Maillon clé dans la chaîne de la gouvernance

Plusieurs exemples fournis par les membres du CCRE soulignent le rôle vital des associations nationales pour garantir des accords de partenariat efficaces. Leur contribution apporte une valeur ajoutée au fonctionnement de la gouvernance et fournit un soutien essentiel à l’échelon infranational.

 

En Géorgie, par exemple, l'Association nationale des pouvoirs locaux (NALAG) a joué un rôle central dans le processus de décentralisation, qui mettra progressivement en œuvre des réformes de dévolution des pouvoirs au cours des deux prochaines années. NALAG est l'une des deux seules institutions, l'autre étant le Ministère du développement régional et des infrastructures de Géorgie (MRDI), actrices de l'avancement des processus de réforme.

 

Il existe des cas, comme celui de l’association des comtés croates (CCA), où les associations nationales remplissent une importante fonction de coordination entre le gouvernement central et les collectivités territoriales. La CCA a été un intermédiaire clé et a défendu les intérêts des comtés croates dans les discussions avec le gouvernement central pendant la phase de préparation et de coordination de leur réforme territoriale. De même, au Portugal, l'Association nationale des municipalités (ANMP) a négocié avec le gouvernement central et est parvenue à un consensus sur tous les textes juridiques sectoriels, assurant ainsi la cohérence de la décentralisation en cours dans les différents secteurs de l'administration publique.

 

En Lettonie, l'Union des gouvernements locaux et régionaux (LALRG) a joué un rôle important pour garantir la place et la contribution des points de vue des collectivités territoriales dans les discussions avec le gouvernement national. Des détails supplémentaires sont fournis dans la section suivante sur la Charte Européenne de l’Autonomie Locale.

 

Les associations nationales peuvent véritablement exceller dans leur rôle de partenaire indispensable dans les discussions avec les gouvernements centraux, comme le montre le cas de la Conférence permanente des villes et des municipalités (SCTM), qui représente les villes et municipalités de Serbie. Ces associations sont considérées comme des partenaires gouvernementales pour la préparation de la stratégie, de la politique et de la mise en œuvre de la législation. En même temps, la SCTM défend toujours les besoins de ses membres selon les résultats de son travail consultatif et analytique. Elle mène également diverses activités de renforcement de capacités avec les collectivités territoriales, dont des activités de formation.

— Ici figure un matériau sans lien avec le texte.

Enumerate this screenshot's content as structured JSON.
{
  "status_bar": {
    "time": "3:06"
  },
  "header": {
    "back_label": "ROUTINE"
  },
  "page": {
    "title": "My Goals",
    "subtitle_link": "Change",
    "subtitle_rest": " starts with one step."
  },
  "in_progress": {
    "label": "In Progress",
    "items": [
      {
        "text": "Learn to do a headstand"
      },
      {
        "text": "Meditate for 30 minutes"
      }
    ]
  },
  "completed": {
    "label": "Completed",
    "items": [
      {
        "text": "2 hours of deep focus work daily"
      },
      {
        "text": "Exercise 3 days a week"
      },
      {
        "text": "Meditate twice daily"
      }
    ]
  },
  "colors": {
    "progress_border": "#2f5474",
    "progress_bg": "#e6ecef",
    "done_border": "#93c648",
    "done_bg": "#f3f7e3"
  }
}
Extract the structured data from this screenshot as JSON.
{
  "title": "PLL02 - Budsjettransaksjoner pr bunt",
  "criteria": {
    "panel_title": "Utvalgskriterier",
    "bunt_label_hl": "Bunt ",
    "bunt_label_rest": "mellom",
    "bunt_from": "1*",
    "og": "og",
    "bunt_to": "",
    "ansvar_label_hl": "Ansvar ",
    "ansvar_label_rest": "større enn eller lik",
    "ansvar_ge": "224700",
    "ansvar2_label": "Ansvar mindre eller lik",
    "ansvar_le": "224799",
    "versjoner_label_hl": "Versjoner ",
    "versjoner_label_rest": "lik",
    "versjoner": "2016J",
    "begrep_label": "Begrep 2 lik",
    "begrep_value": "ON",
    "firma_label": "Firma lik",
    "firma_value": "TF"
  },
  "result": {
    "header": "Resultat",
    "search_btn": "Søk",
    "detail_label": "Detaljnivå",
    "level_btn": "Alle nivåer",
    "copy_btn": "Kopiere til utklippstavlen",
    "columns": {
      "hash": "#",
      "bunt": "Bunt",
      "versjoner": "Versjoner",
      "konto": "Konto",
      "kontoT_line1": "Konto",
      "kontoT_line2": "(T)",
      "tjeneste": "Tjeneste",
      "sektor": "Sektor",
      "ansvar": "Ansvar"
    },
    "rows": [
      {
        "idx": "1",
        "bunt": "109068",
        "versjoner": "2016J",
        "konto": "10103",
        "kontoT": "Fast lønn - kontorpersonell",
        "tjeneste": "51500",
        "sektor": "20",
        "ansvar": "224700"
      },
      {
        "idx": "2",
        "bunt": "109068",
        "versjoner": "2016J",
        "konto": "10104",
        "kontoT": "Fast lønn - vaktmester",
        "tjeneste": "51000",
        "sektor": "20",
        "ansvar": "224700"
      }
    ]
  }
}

La Charte européenne de l'autonomie locale

La Charte européenne de l'autonomie locale[1] (la Charte européenne) est un instrument juridiquement contraignant qui a été adopté par le Congrès des pouvoirs locaux et régionaux du Conseil de l'Europe (CPLRE). Son objectif est de garantir l'indépendance politique, administrative et financière des collectivités territoriales. Plusieurs associations se sont inspirées de la Charte européenne pour initier des réformes territoriales au niveau national.

 

La Charte européenne s'est souvent avérée très utile pour garantir que les associations de collectivités territoriales obtiennent une place dans les discussions nationales. Par exemple, l'Union des gouvernements locaux et régionaux de Lettonie (LALRG) a su avantageusement s’en servir en citant les dispositions de l'Article 5 afin de participer pleinement aux pourparlers et aux discussions sur la réforme territoriale à tous les stades. Cela lui a même permis d’influencer l'avis du Congrès des collectivités territoriales et de participer avec succès aux discussions avec les ministres avant les lectures parlementaires et devant la Cour constitutionnelle.

 

En Écosse, la Charte européenne de l'autonomie locale a été transposée en mars 2020 par une loi du Parlement écossais, faisant de l'Écosse la seule juridiction du Royaume-Uni à disposer de protections juridiques détaillées sur le droit à l'autonomie locale.

 

Ces exemples mettent en évidence la capacité des associations nationales à défendre l'application correcte de la Charte européenne et les intérêts des collectivités territoriales lors de réformes.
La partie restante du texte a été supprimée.